In this podcast (10:10), Bassett spoke with University Relations' Paul DeWolf about the famous leader of Union troops. On the one hand, Bassett tells DeWolf, Sherman had no problem applying the "hard hand of war" not only to Southern troops but Southerners themselves, leaving "in his wake civilians who were utterly terrorized." On the other hand, "as ruthless as his intentions were, there was a part of him that absolutely hated" the destruction left behind by his marches across the South.

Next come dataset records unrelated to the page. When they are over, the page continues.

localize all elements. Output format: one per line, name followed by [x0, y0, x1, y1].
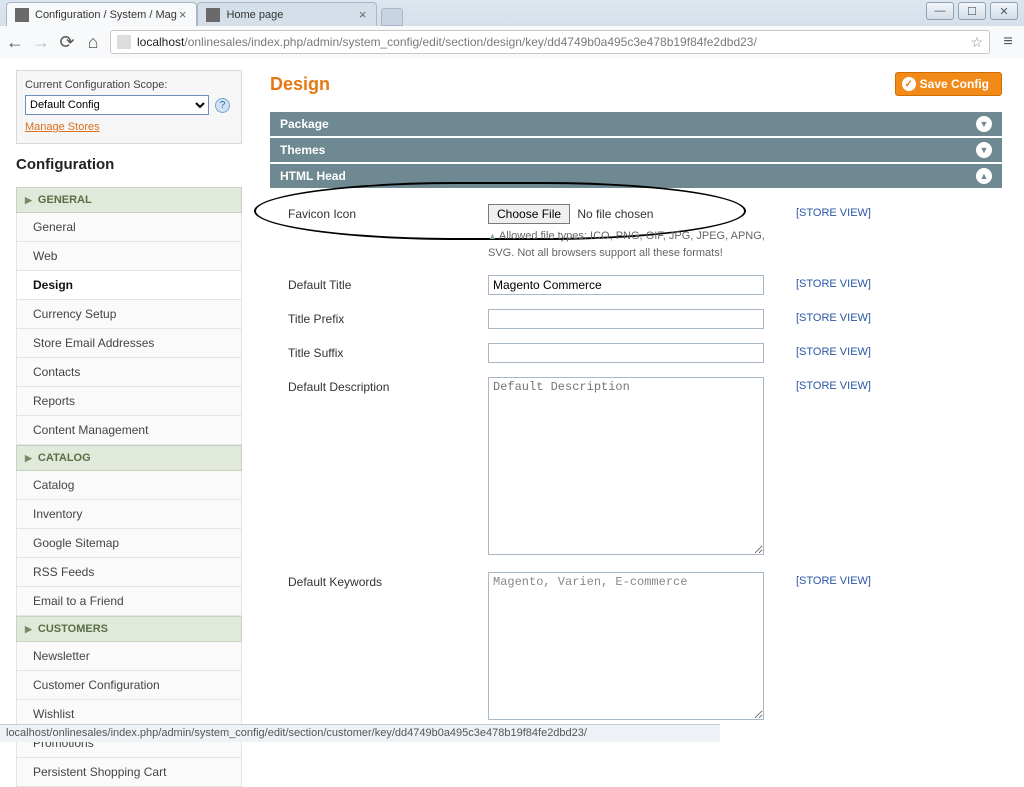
nav-item[interactable]: Persistent Shopping Cart: [16, 758, 242, 787]
bookmark-star-icon[interactable]: ☆: [970, 34, 983, 51]
scope-tag: [STORE VIEW]: [796, 204, 871, 219]
nav-item[interactable]: Reports: [16, 387, 242, 416]
new-tab-button[interactable]: [381, 8, 403, 26]
default-title-input[interactable]: [488, 275, 764, 295]
nav-item[interactable]: General: [16, 213, 242, 242]
nav-item[interactable]: Email to a Friend: [16, 587, 242, 616]
file-status: No file chosen: [577, 207, 653, 221]
field-label: Title Prefix: [288, 309, 488, 326]
nav-item[interactable]: RSS Feeds: [16, 558, 242, 587]
section-title: Package: [280, 117, 329, 131]
browser-menu-button[interactable]: ≡: [998, 33, 1018, 51]
nav-group-label: CUSTOMERS: [38, 623, 108, 635]
nav-group-label: CATALOG: [38, 452, 91, 464]
html-head-form: Favicon Icon Choose File No file chosen …: [270, 190, 1002, 747]
page-title: Design: [270, 74, 330, 95]
default-keywords-textarea[interactable]: [488, 572, 764, 720]
tab-close-icon[interactable]: ×: [357, 7, 369, 22]
triangle-icon: ▶: [25, 624, 32, 635]
save-label: Save Config: [920, 77, 989, 91]
nav-item[interactable]: Contacts: [16, 358, 242, 387]
favicon-icon: [206, 8, 220, 22]
nav-item[interactable]: Inventory: [16, 500, 242, 529]
address-bar[interactable]: localhost/onlinesales/index.php/admin/sy…: [110, 30, 990, 54]
config-scope-box: Current Configuration Scope: Default Con…: [16, 70, 242, 144]
field-label: Default Description: [288, 377, 488, 394]
status-bar: localhost/onlinesales/index.php/admin/sy…: [0, 724, 720, 742]
nav-item[interactable]: Google Sitemap: [16, 529, 242, 558]
scope-select[interactable]: Default Config: [25, 95, 209, 115]
default-description-textarea[interactable]: [488, 377, 764, 555]
nav-group-label: GENERAL: [38, 194, 92, 206]
check-icon: ✓: [902, 77, 916, 91]
field-label: Default Keywords: [288, 572, 488, 589]
browser-chrome: — ☐ ✕ Configuration / System / Mag × Hom…: [0, 0, 1024, 58]
title-suffix-input[interactable]: [488, 343, 764, 363]
window-maximize[interactable]: ☐: [958, 2, 986, 20]
url-host: localhost: [137, 35, 184, 49]
page-icon: [117, 35, 131, 49]
field-label: Default Title: [288, 275, 488, 292]
chevron-up-icon: ▲: [976, 168, 992, 184]
nav-group-head[interactable]: ▶ GENERAL: [16, 187, 242, 213]
tab-title: Home page: [226, 9, 283, 21]
back-button[interactable]: ←: [6, 33, 24, 51]
scope-tag: [STORE VIEW]: [796, 377, 871, 392]
save-config-button[interactable]: ✓ Save Config: [895, 72, 1002, 96]
nav-item[interactable]: Currency Setup: [16, 300, 242, 329]
nav-item[interactable]: Store Email Addresses: [16, 329, 242, 358]
section-title: Themes: [280, 143, 325, 157]
section-themes[interactable]: Themes ▼: [270, 138, 1002, 162]
section-package[interactable]: Package ▼: [270, 112, 1002, 136]
sidebar-title: Configuration: [16, 156, 242, 173]
url-path: /onlinesales/index.php/admin/system_conf…: [184, 35, 756, 49]
scope-tag: [STORE VIEW]: [796, 343, 871, 358]
nav-item[interactable]: Customer Configuration: [16, 671, 242, 700]
scope-label: Current Configuration Scope:: [25, 79, 233, 91]
choose-file-button[interactable]: Choose File: [488, 204, 570, 224]
nav-item[interactable]: Content Management: [16, 416, 242, 445]
triangle-icon: ▶: [25, 195, 32, 206]
field-label: Title Suffix: [288, 343, 488, 360]
browser-tab-active[interactable]: Configuration / System / Mag ×: [6, 2, 197, 26]
nav-item[interactable]: Web: [16, 242, 242, 271]
nav-group-head[interactable]: ▶ CATALOG: [16, 445, 242, 471]
help-icon[interactable]: ?: [215, 98, 230, 113]
file-note: ▲Allowed file types: ICO, PNG, GIF, JPG,…: [488, 228, 768, 261]
chevron-down-icon: ▼: [976, 142, 992, 158]
nav-group-head[interactable]: ▶ CUSTOMERS: [16, 616, 242, 642]
nav-item[interactable]: Newsletter: [16, 642, 242, 671]
scope-tag: [STORE VIEW]: [796, 309, 871, 324]
main-content: Design ✓ Save Config Package ▼ Themes ▼ …: [252, 58, 1024, 724]
browser-tab[interactable]: Home page ×: [197, 2, 377, 26]
sidebar: Current Configuration Scope: Default Con…: [0, 58, 252, 724]
forward-button[interactable]: →: [32, 33, 50, 51]
nav-item[interactable]: Catalog: [16, 471, 242, 500]
title-prefix-input[interactable]: [488, 309, 764, 329]
section-title: HTML Head: [280, 169, 346, 183]
triangle-icon: ▶: [25, 453, 32, 464]
scope-tag: [STORE VIEW]: [796, 572, 871, 587]
nav-item[interactable]: Design: [16, 271, 242, 300]
scope-tag: [STORE VIEW]: [796, 275, 871, 290]
browser-toolbar: ← → ⟳ ⌂ localhost/onlinesales/index.php/…: [0, 26, 1024, 58]
tab-strip: Configuration / System / Mag × Home page…: [0, 0, 1024, 26]
field-label: Favicon Icon: [288, 204, 488, 221]
manage-stores-link[interactable]: Manage Stores: [25, 121, 100, 133]
reload-button[interactable]: ⟳: [58, 33, 76, 51]
favicon-icon: [15, 8, 29, 22]
tab-close-icon[interactable]: ×: [177, 7, 189, 22]
home-button[interactable]: ⌂: [84, 33, 102, 51]
window-minimize[interactable]: —: [926, 2, 954, 20]
tab-title: Configuration / System / Mag: [35, 9, 177, 21]
section-html-head[interactable]: HTML Head ▲: [270, 164, 1002, 188]
window-close[interactable]: ✕: [990, 2, 1018, 20]
chevron-down-icon: ▼: [976, 116, 992, 132]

The Civil War Monitor article is unavailable online, but the respected Civil War writer and contributor to The Atlantic , Andy Hall, summarizes the article and its place in contemporary historiography here. "Bassett's article really is a must-read as a practical example of the way historical narratives are shaped, refined, and sometimes abused," Hall writes.
Bassett is a contributor to the New York Times ' "Disunion" series, which "revisits and reconsiders" the Civil War - "America's most perilous period - using contemporary accounts, diaries, images and historical assessments to follow the Civil War as it unfolded." He is writing a novel about Sherman and the burning of Columbia, S.C., in February 1865.